I was operating with only a vague, low level of disquiet. The dream had retreated to some less-traveled corner of my consciousness and had sat quietly whimpering all day – the operative word being ‘quietly.’ As in, easily ignored.

And I had ignored it all day. But what else could I do? I had a dream. You can’t call 911 because you had a bad feeling. Can you?


I do my customary preparatory compressions and stretches before undraping my client’s back.

As I pull back the blanket and sheet, my heart threatens to explode.

There it is; the tattoo from my dream. It was a Shaka sign rendered neatly in three ink colors. Beneath it, in a cheerful blue, it said ‘Hang Loose!’

Deja vu.


I should stop the massage, I know, but what basis would I give for doing so? My acute spidey senses detected the looming heart attack.

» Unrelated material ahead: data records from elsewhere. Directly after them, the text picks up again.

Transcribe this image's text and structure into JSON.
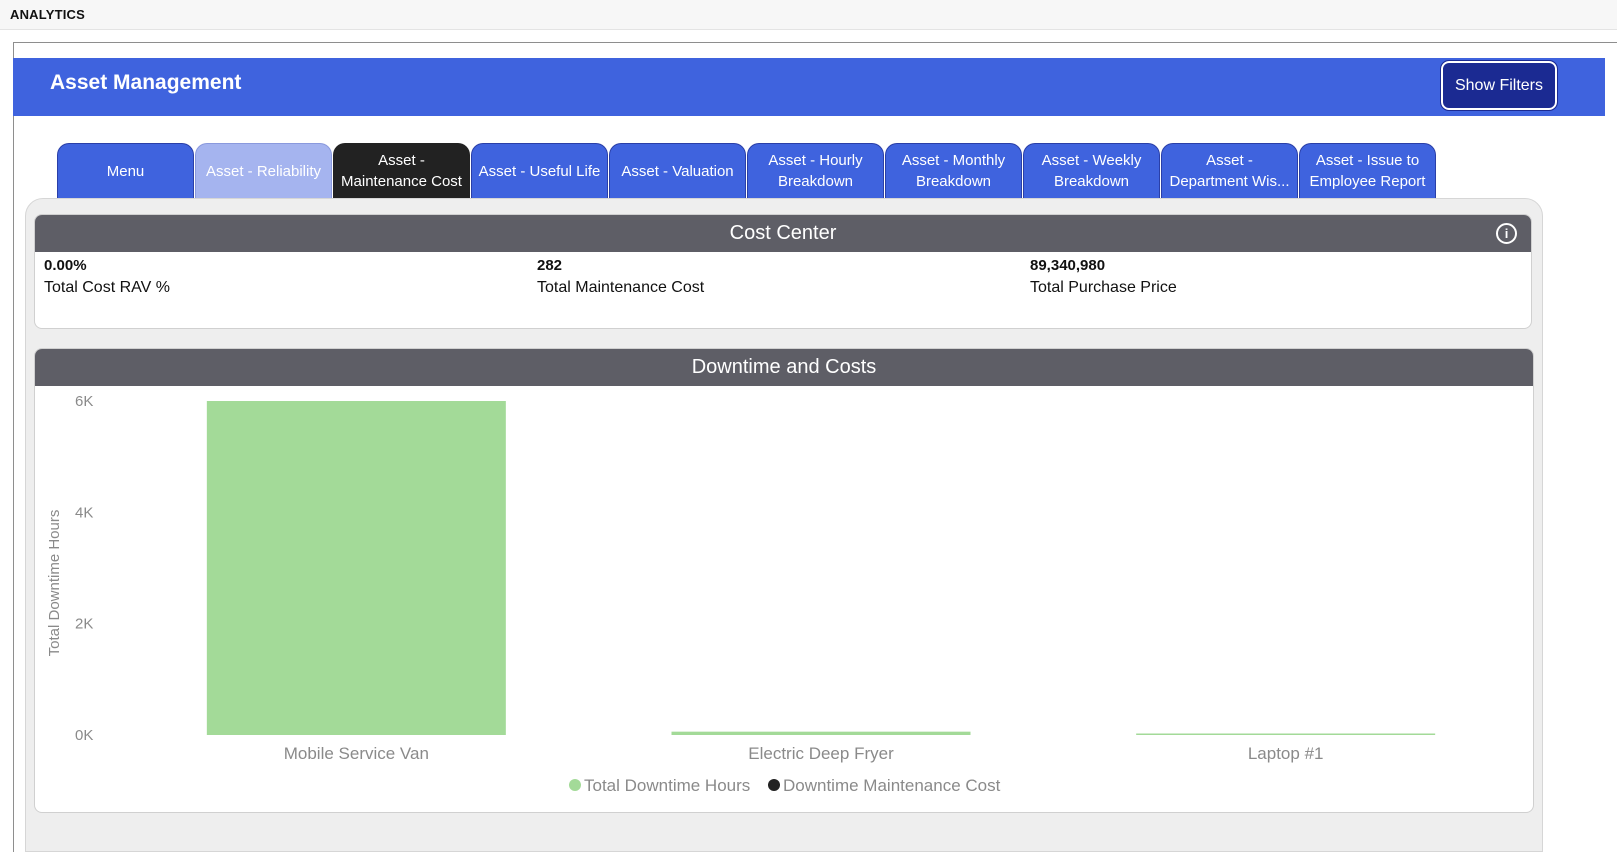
{
  "app": {
    "title": "ANALYTICS"
  },
  "header": {
    "title": "Asset Management",
    "filters_button": "Show Filters"
  },
  "tabs": [
    {
      "label": "Menu",
      "state": "normal"
    },
    {
      "label": "Asset - Reliability",
      "state": "hover"
    },
    {
      "label": "Asset -\nMaintenance Cost",
      "state": "active"
    },
    {
      "label": "Asset - Useful Life",
      "state": "normal"
    },
    {
      "label": "Asset - Valuation",
      "state": "normal"
    },
    {
      "label": "Asset - Hourly\nBreakdown",
      "state": "normal"
    },
    {
      "label": "Asset - Monthly\nBreakdown",
      "state": "normal"
    },
    {
      "label": "Asset - Weekly\nBreakdown",
      "state": "normal"
    },
    {
      "label": "Asset -\nDepartment Wis...",
      "state": "normal"
    },
    {
      "label": "Asset - Issue to\nEmployee Report",
      "state": "normal"
    }
  ],
  "cost_center": {
    "title": "Cost Center",
    "info_icon": "info-icon",
    "kpis": [
      {
        "value": "0.00%",
        "label": "Total Cost RAV %"
      },
      {
        "value": "282",
        "label": "Total Maintenance Cost"
      },
      {
        "value": "89,340,980",
        "label": "Total Purchase Price"
      }
    ]
  },
  "downtime_panel": {
    "title": "Downtime and Costs"
  },
  "colors": {
    "header_blue": "#3f63de",
    "tab_active": "#222222",
    "bar_green": "#a3da98",
    "series2_black": "#222222",
    "panel_head": "#5e5e66"
  },
  "chart_data": {
    "type": "bar",
    "categories": [
      "Mobile Service Van",
      "Electric Deep Fryer",
      "Laptop #1"
    ],
    "series": [
      {
        "name": "Total Downtime Hours",
        "values": [
          6000,
          60,
          10
        ],
        "color": "#a3da98"
      },
      {
        "name": "Downtime Maintenance Cost",
        "values": [
          0,
          0,
          0
        ],
        "color": "#222222"
      }
    ],
    "ylabel": "Total Downtime Hours",
    "ylim": [
      0,
      6000
    ],
    "yticks": [
      "0K",
      "2K",
      "4K",
      "6K"
    ],
    "ytick_values": [
      0,
      2000,
      4000,
      6000
    ],
    "legend": "bottom-center",
    "grid": false
  }
}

I don’t stop the massage. I tell myself I’m acting irrationally, that it was only a dream, and to let it go.

I check the clock. There are only 34 minutes left in the one-hour massage. I force myself to slow down, to breathe deeply, to endure.


The client is face up now, and I’m pulling Lee’s arms, gently encouraging her body to release tension trapped in the fascia of her arms, shoulder girdle, and neck. Gentle side-to-side shakes discourage the muscles from voluntarily engaging the stimulus by pulling against the swinging, rhythmic motions I’m inducing in the limb.

I was starting to believe we would both get through this thing.

Lee’s hand clamps down on my hand, bending my thumb back and sideways, just as I had dreamt.

When I crashed into the corner seat where Lee’s clothing and glasses sat, I ended up breaking, not warping a leg of the glasses.


Seven of us from the spa stand and watch the ambulance slowly drive away. There was nothing we could have done, the paramedics told us, multiple times. Trying to console the guilt we might be feeling. But I know better.